Le suspens est clos. Le nom du lauréat pressenti pour le projet de construction de la futur tour Occitanie Tower a été révélé ce mercredi 15 mars, au salon Mipim à Cannes. Validé en octobre dernier par le conseil municipal de Toulouse, le plan local d'urbanisme sur le programme d'aménagement autour de la gare Marabiau (projet Teso, Toulouse Eurosudouest) incluait celui d'une tour pouvant atteindre les 150 mètres. C'est confirmé aujourd'hui avec le choix du projet porté par la Compagnie de Phalsbourg, un acteur du marché de l’immobilier qui pèse lourd en France, avec 500 000 m2 en exploitation pour une valeur de patrimoine de 1,243 milliard d'euros. La tour a été dessinée par l'architecte américain Daniel Libesking. Celui-ci a une réputation internationale , auteur notamment du musée juif de Berlin, du musée d’art moderne de Denver, du musée royal d’histoire naturelle de Toronto et du World Trade Center de New York. Le cabinet d'architectes Khardam Cardete Huet est aussi associé au projet.

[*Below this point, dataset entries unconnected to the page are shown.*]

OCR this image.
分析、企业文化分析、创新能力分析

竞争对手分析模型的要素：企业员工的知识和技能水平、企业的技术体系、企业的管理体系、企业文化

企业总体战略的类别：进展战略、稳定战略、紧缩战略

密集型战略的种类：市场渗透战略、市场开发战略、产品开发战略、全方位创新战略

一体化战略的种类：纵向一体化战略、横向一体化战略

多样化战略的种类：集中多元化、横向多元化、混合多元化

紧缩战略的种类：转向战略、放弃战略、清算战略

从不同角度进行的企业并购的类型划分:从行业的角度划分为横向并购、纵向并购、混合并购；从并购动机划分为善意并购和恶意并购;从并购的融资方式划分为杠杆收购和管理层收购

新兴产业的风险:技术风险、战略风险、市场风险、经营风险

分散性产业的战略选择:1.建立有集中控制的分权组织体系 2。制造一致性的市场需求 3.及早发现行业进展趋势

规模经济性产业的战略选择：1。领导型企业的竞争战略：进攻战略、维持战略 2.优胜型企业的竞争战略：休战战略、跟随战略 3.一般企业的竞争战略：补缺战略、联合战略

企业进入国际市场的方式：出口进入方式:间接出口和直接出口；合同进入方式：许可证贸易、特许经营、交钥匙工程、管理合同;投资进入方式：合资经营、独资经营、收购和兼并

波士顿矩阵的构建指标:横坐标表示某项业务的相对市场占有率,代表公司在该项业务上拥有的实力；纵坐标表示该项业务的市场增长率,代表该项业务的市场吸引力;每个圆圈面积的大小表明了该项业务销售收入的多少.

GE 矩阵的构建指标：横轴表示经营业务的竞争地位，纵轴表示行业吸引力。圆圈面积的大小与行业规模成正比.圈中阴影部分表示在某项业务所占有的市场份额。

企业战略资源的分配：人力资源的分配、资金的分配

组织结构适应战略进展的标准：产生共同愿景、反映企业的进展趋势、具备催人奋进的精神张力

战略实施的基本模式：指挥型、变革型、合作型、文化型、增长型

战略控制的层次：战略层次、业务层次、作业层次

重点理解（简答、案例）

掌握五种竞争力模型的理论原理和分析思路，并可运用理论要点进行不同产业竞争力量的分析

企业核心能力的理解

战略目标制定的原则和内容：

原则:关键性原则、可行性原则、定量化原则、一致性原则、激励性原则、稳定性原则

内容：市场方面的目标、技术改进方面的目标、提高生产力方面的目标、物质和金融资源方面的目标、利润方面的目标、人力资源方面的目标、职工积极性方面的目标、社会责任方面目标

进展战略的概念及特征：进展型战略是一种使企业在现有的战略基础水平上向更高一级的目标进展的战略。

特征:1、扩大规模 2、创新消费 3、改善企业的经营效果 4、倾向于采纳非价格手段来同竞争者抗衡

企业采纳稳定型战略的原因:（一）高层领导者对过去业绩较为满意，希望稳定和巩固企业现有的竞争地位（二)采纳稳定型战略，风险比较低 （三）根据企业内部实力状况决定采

130 millions d'euros d'investissement
Le projet sélectionné consiste en;un gratte-ciel de 150 mètres. Ce sera le point culminant des building toulousains. La tour fera 40 étages et une spirale végétale s'enroulera tout autour, pour finir en jardin à son sommet. Occitanie Tower représente un investissement potentiel de 130 millions d'euros. La livraison est aujourd'hui annoncée pour 2021-2022. D’une surface totale de 30 000 m², Occitanie Tower accueillera 11 000 m² de bureaux, 100 à 120 logements, et un restaurant-bar panoramique aux deux derniers niveaux. Un hôtel Hilton, 2 000 m² de commerce set des locaux SNCF prendront place dans le socle de la tour.
Questions à Jean-Luc Moudenc, suite à la présentation du gratte-ciel :
Le Journal des Entreprises : Comment défendez-vous le choix d'un gratte-ciel moderne, loin du style architectural local ?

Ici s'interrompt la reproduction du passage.